HealthDay News — Patients with atopic disease have an increased risk of developing osteoarthritis (OA), according to a study published online March 27 in the Annals of Rheumatic Disease.
Matthew C. Baker, M.D., from Stanford University in California, and colleagues conducted a retrospective cohort study using claims data and electronic health record data to examine the incidence of OA in patients with atopic disease compared with matched, nonexposed patients. A total of 117,346 exposed patients with asthma or atopic dermatitis and 1,247,196 nonexposed patients were included; after propensity score matching, 109,899 were included in each group.

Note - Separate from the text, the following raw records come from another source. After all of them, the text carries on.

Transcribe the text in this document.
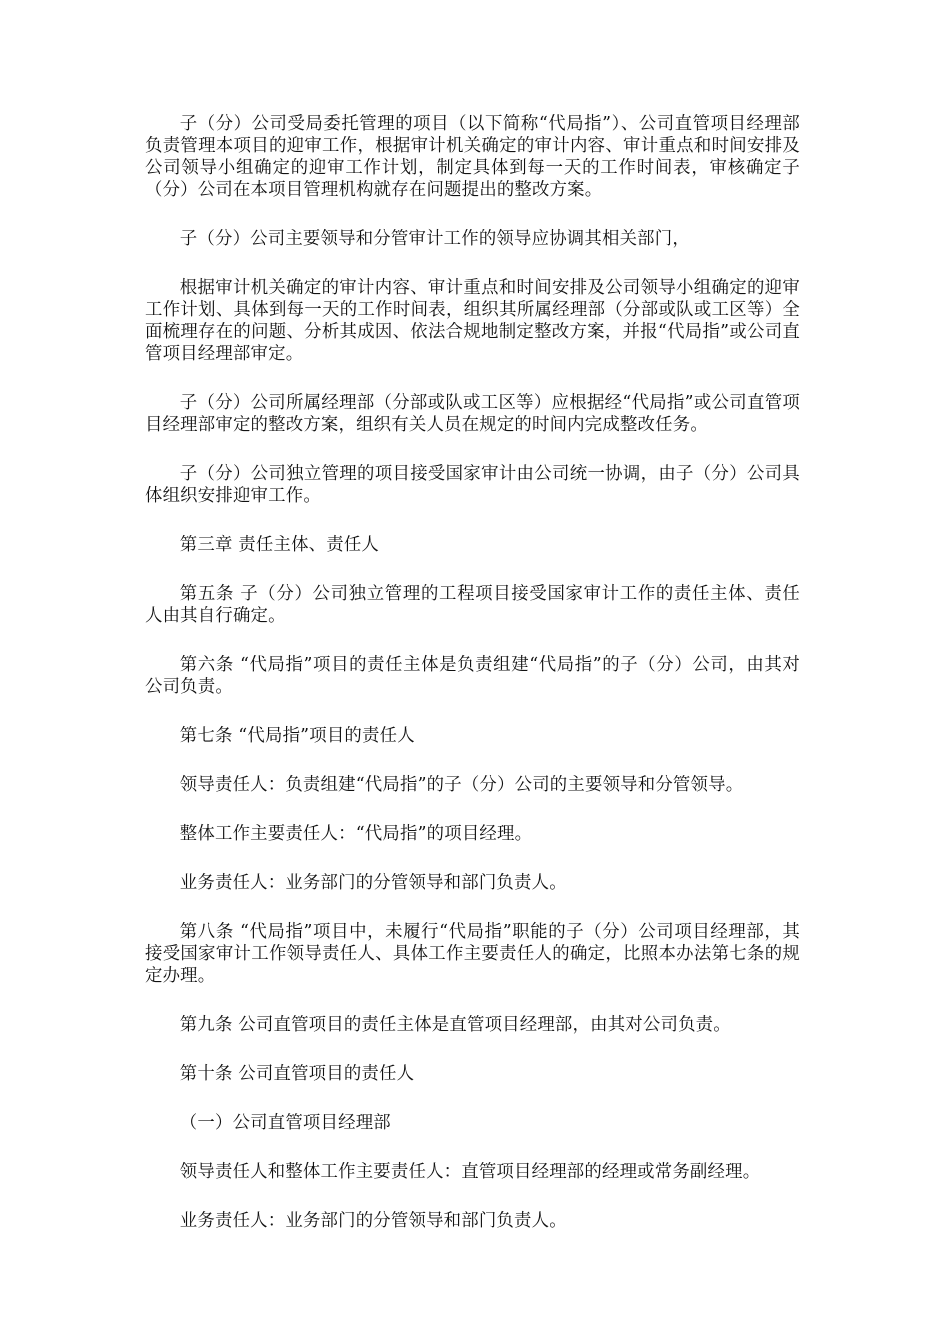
子（分）公司受局委托管理的项目（以下简称“代局指”）、公司直管项目经理部负责管理本项目的迎审工作，根据审计机关确定的审计内容、审计重点和时间安排及公司领导小组确定的迎审工作计划，制定具体到每一天的工作时间表，审核确定子（分）公司在本项目管理机构就存在问题提出的整改方案。

子（分）公司主要领导和分管审计工作的领导应协调其相关部门，

根据审计机关确定的审计内容、审计重点和时间安排及公司领导小组确定的迎审工作计划、具体到每一天的工作时间表，组织其所属经理部（分部或队或工区等）全面梳理存在的问题、分析其成因、依法合规地制定整改方案，并报“代局指”或公司直管项目经理部审定。

子（分）公司所属经理部（分部或队或工区等）应根据经“代局指”或公司直管项目经理部审定的整改方案，组织有关人员在规定的时间内完成整改任务。

子（分）公司独立管理的项目接受国家审计由公司统一协调，由子（分）公司具体组织安排迎审工作。

第三章 责任主体、责任人

第五条 子（分）公司独立管理的工程项目接受国家审计工作的责任主体、责任人由其自行确定。

第六条 “代局指”项目的责任主体是负责组建“代局指”的子（分）公司，由其对公司负责。

第七条 “代局指”项目的责任人

领导责任人：负责组建“代局指”的子（分）公司的主要领导和分管领导。

整体工作主要责任人：“代局指”的项目经理。

业务责任人：业务部门的分管领导和部门负责人。

第八条 “代局指”项目中，未履行“代局指”职能的子（分）公司项目经理部，其接受国家审计工作领导责任人、具体工作主要责任人的确定，比照本办法第七条的规定办理。

第九条 公司直管项目的责任主体是直管项目经理部，由其对公司负责。

第十条 公司直管项目的责任人

（一）公司直管项目经理部

领导责任人和整体工作主要责任人：直管项目经理部的经理或常务副经理。

业务责任人：业务部门的分管领导和部门负责人。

The researchers found that compared with nonexposed patients, patients with asthma or atopic dermatitis had higher OA incidence (26.9 versus 19.1 per 1,000 person-years; adjusted odds ratio, 1.58). The effect was more pronounced for patients with both asthma and atopic dermatitis versus nonexposed patients (adjusted odds ratio, 2.15) and for those with asthma versus those with chronic obstructive pulmonary disease (adjusted odds ratio, 1.83). The results were replicated in an independent dataset (Stanford Research Repository [STARR]), which also included body mass index data. In STARR, the adjusted odds ratio for developing OA in patients with asthma or atopic dermatitis was 1.42 compared with nonexposed patients.
“The association between atopic disease and OA is supported by recent observations that mast cells and type II cytokines may play important roles in the pathogenesis of OA broadly, not just in patients with atopic disease,” the authors write. “Our findings provide further support for the concept that allergic pathways may contribute to the development of OA.”